20

7.3K 174 17
                                    

Selamlaaaaaaar :D Nasılsınız canalrım görüşmeyeli? İyisiniz iyisiniz :D Şimdiden başlayan tatil hepinize yaramış bence :D SBS ye giren okuyucularıma da şöyle bir önerim var,sınav artık bitti,kafanıza takıp üzülmenizin kimseye bir faydası yok. Sonuçlar açıklanıncaya kadar party hard moduna geçip kopuyorsunuz,ama ben ve hikayelerimi de unutmuyorsunuz canlarım :D neysee işin komikliğini bir yana şutlarsak,I Knew Yo Were Trouble bittikten sonra -ki öyle bir final var ki aklımda hepinizi merak içinde bırakıcam ahahahah- Mr. Trouble adında bir devam hikayesine başlayacağım,yani bitince beni bırakmak yoooook :D Her neyse. Şimdi bir de ben bazı sevilen hikayelere fan videoları yapıldığını görüyorum ve kıskanıyorum yani. Yani yapsanız güzel olurdu bence....

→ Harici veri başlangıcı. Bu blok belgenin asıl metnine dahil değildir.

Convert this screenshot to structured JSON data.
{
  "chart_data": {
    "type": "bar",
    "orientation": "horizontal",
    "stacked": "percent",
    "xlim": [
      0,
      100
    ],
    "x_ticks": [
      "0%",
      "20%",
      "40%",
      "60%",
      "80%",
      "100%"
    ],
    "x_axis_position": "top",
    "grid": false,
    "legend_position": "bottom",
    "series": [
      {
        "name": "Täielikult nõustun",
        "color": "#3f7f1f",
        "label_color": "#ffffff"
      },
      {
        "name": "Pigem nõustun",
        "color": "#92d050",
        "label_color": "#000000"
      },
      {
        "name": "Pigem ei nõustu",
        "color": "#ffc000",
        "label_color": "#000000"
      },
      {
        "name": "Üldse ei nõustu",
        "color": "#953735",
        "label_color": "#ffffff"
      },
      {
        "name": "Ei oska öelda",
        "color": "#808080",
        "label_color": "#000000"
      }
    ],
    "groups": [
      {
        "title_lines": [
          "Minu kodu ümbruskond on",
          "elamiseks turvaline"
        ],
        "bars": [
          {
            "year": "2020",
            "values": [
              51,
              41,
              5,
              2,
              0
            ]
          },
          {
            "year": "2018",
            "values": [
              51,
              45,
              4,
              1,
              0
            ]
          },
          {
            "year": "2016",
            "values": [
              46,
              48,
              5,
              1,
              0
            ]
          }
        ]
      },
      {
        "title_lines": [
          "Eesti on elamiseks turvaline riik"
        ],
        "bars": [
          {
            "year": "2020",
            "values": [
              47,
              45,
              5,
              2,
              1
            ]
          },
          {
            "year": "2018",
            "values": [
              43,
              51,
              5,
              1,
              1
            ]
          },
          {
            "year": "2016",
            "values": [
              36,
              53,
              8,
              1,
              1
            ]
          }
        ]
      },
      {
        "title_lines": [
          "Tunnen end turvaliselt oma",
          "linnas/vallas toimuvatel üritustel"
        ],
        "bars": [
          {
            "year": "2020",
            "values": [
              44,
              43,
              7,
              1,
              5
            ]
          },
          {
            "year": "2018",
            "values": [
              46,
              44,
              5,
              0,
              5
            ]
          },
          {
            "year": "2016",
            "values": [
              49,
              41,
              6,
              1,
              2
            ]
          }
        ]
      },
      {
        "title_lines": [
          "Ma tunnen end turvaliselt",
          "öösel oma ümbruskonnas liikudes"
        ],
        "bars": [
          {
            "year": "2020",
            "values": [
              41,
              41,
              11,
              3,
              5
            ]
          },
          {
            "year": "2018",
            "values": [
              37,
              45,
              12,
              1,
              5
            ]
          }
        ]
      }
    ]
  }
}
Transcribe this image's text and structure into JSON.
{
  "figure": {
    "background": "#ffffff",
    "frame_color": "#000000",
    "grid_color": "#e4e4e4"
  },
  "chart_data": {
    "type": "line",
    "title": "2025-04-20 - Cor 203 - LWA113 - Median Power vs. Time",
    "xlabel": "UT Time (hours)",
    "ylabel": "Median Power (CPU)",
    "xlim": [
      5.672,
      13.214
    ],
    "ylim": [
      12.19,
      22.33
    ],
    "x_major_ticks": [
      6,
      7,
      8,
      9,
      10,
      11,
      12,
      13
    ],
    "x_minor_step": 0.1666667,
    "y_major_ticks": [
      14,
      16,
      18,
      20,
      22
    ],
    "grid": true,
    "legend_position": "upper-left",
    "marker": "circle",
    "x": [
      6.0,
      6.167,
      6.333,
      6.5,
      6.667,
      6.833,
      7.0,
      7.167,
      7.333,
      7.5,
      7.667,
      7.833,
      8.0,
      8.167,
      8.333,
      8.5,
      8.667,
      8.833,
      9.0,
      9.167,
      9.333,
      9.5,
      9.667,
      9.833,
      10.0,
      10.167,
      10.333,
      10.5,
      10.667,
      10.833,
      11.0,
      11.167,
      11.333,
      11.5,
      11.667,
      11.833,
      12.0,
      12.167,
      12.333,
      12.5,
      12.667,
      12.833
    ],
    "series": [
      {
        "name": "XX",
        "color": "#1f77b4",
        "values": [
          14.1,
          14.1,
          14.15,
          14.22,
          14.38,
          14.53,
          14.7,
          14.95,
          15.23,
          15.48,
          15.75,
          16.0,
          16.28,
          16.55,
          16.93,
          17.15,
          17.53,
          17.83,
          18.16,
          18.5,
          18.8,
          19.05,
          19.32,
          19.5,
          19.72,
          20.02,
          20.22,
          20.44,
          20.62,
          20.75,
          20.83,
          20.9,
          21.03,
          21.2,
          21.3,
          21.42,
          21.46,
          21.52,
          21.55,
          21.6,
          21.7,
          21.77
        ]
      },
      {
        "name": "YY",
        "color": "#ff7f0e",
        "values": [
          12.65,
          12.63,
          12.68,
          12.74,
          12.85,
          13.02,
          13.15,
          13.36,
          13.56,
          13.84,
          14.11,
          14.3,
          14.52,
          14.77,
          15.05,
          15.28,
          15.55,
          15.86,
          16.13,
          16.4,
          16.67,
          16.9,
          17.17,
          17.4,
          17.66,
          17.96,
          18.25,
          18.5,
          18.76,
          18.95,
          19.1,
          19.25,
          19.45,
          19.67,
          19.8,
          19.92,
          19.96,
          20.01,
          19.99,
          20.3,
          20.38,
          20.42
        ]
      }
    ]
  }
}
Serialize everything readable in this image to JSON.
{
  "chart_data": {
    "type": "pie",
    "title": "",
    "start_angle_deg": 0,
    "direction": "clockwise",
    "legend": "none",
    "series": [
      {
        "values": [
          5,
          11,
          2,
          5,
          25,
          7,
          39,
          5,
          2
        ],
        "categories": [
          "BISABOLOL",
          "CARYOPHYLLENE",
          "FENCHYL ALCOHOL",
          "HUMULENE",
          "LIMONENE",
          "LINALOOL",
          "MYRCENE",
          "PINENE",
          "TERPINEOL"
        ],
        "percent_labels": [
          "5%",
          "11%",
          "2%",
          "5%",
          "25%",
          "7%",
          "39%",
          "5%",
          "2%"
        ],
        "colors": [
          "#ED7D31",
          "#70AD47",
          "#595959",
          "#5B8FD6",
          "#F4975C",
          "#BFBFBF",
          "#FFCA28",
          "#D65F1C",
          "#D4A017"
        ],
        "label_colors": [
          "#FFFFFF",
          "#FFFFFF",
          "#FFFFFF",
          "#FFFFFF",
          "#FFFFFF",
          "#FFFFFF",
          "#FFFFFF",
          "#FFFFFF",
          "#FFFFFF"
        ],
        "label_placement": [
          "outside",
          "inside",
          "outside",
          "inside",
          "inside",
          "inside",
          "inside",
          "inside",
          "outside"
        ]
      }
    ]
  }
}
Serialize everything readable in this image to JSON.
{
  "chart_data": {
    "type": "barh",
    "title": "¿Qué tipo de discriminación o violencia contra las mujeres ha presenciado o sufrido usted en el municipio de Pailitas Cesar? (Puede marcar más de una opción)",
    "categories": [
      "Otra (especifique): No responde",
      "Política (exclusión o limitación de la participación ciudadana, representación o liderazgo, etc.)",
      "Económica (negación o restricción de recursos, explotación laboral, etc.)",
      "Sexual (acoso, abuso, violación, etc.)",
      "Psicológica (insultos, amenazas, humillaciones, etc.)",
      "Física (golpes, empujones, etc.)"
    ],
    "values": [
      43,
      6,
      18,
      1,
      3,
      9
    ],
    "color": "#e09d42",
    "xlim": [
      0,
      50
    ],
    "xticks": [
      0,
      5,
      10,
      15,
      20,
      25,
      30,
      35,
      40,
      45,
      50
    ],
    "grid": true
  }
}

Her neyseee umarım bölümü beğenirsiniz,iyi okumaalaar :D

Korkunun bütün bedenimi ele geçirdiğini,hatta kan yerinde damarlarımda korku aktığını hissediyordum. Yüzümün her tarafından hediğim darbeler sayesinde herhangi bir mimiğimi hareket ettirmek bile acı çekmeme nedendi. Gözlerim siyah bir bezle kapalıydı,sadece arada gelip giden ve dayak atan ziyaretçilerim vardı.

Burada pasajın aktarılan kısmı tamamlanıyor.